Tournament organisers had earlier confirmed to AFP that casualties had been recorded without providing further details.

“A crush at the entrance to the Olembe Stadium” caused “half a dozen deaths and dozens have been injured”, reported Cameroon’s state broadcaster CRTV.

Earlier, Africa Cup of Nations organising committee spokesperson Abel Mbengue told AFP: “There was a crush as can happen when there is a stampede. We are waiting for reliable information on the number of casualties in this tragic incident”.

The Confederation of African Football, which runs the continent’s flagship competition, said it was “investigating the situation and trying to get more details on what transpired”.

In a statement online, the organisation said it had sent its secretary general to “visit the supporters in hospital in Yaounde”.

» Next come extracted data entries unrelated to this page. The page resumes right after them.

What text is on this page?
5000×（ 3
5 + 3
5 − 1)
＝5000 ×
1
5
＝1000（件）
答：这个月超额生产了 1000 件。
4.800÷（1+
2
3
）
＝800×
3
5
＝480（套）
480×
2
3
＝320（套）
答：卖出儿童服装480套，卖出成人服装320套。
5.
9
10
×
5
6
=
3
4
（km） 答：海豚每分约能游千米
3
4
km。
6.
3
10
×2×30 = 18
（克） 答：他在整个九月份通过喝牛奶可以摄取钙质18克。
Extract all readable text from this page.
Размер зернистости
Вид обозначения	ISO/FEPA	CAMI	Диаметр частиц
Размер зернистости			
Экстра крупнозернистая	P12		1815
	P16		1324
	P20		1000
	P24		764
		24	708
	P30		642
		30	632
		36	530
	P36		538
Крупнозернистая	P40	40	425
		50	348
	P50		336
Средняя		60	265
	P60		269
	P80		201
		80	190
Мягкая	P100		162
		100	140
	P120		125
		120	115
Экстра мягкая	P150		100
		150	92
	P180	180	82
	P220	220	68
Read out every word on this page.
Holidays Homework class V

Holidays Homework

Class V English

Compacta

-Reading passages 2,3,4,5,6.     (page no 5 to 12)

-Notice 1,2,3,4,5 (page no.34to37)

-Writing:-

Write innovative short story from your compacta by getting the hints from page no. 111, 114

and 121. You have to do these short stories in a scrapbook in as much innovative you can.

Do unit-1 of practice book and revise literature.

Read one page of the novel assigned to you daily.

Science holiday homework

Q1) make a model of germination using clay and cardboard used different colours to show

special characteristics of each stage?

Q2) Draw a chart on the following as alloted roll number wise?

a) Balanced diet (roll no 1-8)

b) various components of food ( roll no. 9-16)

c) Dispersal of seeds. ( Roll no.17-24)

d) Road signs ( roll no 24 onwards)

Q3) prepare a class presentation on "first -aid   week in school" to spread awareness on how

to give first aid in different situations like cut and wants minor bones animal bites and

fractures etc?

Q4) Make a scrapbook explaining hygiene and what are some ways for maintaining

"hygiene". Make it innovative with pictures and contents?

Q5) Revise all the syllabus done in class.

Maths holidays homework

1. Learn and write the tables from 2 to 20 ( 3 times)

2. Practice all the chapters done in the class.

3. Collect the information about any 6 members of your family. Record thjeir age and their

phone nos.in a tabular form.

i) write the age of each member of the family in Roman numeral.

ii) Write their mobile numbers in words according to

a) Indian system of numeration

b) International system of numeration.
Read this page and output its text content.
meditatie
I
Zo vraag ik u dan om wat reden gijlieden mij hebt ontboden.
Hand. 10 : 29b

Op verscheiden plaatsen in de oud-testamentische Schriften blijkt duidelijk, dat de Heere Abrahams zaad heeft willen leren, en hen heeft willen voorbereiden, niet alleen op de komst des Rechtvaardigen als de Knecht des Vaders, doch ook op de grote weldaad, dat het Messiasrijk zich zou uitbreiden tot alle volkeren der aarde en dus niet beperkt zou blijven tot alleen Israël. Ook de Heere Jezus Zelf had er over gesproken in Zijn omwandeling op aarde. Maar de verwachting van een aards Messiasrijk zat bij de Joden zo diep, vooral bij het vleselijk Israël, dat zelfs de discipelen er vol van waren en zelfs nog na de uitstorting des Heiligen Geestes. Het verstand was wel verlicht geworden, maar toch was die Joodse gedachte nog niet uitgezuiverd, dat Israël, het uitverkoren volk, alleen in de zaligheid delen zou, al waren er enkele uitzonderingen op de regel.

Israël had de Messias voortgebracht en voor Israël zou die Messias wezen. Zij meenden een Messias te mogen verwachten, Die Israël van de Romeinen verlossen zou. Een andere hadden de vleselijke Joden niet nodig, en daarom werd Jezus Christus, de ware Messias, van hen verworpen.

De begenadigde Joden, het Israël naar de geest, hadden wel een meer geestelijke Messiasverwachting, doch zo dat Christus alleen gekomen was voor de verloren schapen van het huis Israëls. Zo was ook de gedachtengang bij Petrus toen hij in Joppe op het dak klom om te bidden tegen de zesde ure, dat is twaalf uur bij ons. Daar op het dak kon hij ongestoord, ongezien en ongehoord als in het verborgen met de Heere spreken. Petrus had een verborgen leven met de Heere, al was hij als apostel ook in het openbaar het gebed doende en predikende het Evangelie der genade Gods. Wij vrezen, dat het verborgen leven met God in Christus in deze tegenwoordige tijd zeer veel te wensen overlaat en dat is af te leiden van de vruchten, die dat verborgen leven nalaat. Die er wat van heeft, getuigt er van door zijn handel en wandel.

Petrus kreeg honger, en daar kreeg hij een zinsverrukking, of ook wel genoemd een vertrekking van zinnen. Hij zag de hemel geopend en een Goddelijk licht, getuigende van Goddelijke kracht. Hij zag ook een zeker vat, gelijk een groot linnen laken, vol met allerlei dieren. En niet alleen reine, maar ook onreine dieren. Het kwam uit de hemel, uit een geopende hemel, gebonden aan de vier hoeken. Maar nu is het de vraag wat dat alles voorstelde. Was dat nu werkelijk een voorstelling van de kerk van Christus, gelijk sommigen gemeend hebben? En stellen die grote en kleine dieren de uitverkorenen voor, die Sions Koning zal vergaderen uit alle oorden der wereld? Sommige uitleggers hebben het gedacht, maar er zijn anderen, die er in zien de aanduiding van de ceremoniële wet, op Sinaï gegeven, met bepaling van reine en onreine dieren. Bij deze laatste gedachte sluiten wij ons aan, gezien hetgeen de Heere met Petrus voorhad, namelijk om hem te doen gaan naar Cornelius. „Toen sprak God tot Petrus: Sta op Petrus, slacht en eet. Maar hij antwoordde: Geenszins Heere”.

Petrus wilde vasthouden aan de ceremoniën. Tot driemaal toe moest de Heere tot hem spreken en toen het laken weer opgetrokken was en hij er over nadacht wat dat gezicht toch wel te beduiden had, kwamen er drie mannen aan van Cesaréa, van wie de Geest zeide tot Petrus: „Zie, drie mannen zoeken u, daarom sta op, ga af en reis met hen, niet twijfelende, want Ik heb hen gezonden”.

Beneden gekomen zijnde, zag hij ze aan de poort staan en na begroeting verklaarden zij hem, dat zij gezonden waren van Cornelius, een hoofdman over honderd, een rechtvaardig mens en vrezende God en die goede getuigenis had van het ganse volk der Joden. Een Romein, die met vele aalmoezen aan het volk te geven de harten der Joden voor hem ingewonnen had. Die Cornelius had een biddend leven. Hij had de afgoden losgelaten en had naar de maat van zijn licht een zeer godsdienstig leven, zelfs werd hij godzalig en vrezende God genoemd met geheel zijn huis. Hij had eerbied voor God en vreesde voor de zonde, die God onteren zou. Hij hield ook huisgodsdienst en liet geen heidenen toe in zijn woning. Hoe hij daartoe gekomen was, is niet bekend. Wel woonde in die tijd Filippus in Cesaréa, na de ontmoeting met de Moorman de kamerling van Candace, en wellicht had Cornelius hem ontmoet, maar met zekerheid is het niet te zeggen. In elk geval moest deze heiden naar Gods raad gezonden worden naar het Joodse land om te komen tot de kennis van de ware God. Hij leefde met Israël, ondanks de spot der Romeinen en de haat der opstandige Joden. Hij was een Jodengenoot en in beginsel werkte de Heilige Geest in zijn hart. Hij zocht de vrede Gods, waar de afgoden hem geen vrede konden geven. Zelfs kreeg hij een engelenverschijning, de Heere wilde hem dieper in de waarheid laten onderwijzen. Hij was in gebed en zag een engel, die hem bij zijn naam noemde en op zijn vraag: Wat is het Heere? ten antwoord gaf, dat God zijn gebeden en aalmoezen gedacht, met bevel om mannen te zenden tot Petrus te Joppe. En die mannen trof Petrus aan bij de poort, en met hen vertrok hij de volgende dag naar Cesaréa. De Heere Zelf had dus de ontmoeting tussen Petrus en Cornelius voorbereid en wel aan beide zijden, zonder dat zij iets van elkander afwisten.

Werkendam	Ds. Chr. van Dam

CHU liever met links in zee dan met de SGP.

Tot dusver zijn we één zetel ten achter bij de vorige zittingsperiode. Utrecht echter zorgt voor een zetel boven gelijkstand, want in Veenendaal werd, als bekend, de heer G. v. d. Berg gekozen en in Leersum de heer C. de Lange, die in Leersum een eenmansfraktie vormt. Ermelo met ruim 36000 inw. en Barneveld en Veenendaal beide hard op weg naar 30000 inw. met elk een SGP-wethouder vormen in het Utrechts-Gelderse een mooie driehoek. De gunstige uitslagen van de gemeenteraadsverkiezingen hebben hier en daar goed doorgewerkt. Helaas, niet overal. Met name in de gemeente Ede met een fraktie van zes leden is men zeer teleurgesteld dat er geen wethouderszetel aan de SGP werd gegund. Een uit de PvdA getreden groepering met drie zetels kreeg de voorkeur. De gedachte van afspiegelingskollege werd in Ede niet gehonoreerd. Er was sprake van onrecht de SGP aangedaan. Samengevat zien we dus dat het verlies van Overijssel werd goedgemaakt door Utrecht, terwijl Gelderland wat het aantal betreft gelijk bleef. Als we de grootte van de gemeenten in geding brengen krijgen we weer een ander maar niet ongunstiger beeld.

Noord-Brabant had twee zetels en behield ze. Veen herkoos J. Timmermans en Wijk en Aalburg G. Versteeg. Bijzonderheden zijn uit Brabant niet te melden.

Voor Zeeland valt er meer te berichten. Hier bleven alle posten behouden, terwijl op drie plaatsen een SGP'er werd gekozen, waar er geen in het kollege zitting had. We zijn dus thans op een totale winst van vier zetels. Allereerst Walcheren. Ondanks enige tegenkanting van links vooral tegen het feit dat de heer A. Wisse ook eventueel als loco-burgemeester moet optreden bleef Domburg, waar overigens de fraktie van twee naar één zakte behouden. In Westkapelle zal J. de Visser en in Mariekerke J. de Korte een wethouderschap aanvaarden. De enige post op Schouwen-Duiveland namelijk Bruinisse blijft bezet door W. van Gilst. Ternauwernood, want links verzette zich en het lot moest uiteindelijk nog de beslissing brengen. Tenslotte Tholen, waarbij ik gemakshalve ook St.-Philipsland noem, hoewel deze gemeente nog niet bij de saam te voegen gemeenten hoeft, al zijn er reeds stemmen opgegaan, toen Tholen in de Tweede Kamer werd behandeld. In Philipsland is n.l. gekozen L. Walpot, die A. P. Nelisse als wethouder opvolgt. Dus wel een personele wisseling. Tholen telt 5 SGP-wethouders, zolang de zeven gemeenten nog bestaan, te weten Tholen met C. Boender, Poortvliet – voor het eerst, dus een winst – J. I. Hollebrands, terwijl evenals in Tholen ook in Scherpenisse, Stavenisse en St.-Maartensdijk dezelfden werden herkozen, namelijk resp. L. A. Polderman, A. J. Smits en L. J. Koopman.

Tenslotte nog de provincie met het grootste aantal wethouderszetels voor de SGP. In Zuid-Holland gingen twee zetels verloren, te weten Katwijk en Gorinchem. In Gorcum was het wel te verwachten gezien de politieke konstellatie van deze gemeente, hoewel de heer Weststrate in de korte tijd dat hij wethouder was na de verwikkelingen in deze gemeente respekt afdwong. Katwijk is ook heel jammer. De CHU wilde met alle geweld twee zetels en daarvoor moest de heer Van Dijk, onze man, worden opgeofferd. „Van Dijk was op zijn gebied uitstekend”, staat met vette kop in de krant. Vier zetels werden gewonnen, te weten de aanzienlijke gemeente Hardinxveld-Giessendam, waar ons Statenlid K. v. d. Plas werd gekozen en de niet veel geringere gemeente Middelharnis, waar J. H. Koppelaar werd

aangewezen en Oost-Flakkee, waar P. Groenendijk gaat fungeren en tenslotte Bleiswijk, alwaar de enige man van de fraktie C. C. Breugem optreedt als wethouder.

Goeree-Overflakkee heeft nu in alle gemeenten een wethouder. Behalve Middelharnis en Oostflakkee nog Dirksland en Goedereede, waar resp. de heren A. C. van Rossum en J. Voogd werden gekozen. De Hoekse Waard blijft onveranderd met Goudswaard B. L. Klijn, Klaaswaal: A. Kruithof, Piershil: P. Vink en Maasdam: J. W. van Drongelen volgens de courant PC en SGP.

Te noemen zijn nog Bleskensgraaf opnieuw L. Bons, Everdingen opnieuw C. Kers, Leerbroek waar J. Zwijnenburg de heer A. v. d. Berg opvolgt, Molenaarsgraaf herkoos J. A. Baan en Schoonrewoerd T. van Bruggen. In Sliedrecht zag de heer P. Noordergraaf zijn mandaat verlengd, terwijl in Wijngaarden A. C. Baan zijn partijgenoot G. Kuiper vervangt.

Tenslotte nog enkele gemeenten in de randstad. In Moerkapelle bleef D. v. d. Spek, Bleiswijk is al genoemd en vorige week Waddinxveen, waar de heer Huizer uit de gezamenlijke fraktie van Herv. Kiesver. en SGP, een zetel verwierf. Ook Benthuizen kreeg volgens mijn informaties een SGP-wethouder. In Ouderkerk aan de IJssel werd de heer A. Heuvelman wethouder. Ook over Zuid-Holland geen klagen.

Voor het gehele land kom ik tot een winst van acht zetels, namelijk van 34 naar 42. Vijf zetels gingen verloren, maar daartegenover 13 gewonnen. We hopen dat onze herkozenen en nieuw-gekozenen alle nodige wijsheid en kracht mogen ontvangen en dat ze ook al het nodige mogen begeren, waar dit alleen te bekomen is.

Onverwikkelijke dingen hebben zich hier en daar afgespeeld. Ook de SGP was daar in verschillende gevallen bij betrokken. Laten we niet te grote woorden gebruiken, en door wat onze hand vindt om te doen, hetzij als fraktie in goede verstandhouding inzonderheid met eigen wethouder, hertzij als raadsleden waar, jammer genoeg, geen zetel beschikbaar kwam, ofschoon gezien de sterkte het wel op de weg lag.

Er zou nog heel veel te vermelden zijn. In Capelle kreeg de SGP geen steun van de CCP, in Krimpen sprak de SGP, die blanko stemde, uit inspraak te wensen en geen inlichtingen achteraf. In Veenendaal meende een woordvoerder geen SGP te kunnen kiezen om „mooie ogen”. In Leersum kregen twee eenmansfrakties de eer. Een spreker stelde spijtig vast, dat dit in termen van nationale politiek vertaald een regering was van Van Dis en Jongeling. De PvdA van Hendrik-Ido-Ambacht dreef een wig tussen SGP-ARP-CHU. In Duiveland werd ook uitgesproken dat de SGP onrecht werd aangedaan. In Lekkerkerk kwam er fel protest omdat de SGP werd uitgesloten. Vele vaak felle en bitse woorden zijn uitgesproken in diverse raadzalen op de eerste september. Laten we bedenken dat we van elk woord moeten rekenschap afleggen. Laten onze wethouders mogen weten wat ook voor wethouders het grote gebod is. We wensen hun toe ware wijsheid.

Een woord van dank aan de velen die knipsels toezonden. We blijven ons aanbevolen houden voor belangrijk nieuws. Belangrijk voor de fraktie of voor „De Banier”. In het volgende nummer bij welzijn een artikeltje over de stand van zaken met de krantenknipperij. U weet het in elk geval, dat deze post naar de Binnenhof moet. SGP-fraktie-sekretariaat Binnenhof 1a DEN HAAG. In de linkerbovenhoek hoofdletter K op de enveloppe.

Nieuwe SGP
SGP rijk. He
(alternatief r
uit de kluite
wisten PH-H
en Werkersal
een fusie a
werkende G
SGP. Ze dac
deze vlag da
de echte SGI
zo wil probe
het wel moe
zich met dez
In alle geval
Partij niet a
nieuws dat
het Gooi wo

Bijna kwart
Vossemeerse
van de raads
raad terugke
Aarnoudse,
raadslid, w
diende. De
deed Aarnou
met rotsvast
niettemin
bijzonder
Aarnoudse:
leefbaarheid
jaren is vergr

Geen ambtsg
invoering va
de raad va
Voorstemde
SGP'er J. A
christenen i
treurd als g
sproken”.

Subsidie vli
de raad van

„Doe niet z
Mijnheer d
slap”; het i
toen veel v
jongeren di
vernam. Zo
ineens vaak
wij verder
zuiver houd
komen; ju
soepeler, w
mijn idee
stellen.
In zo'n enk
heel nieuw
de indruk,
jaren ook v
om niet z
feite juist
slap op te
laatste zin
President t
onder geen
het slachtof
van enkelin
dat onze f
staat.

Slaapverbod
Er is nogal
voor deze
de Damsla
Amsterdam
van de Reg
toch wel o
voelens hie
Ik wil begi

It added it was in “constant communication with Cameroon government and the Local Organizing Committee”.

On the pitch, before news of the incident emerged, Cameroon sealed their place in the last eight of a tournament they are desperate to win.

The Indomitable Lions are now due to play Gambia in the quarter-finals this weekend in Douala.

The Comoros side had qualified for the last 16 in their first-ever appearance at the Cup of Nations.

Deadly crowding

Previously, overcrowding at football matches has resulted in scores of deaths.

Thousands of fans in the Egyptian capital Cairo in 2015 attempted to enter a stadium to watch a game, triggering panic as police fired tear gas and birdshot and resulting in 19 dead.

In April 2001, 43 people died in a stampede at Johannesburg’s Ellis Park stadium during a game between Orlando Pirates and Kaizer Chiefs.

And in Guatemala in October 1996, 90 people were killed in a crush during a World Cup qualification match between the host nation and Costa Rica at an overpacked stadium.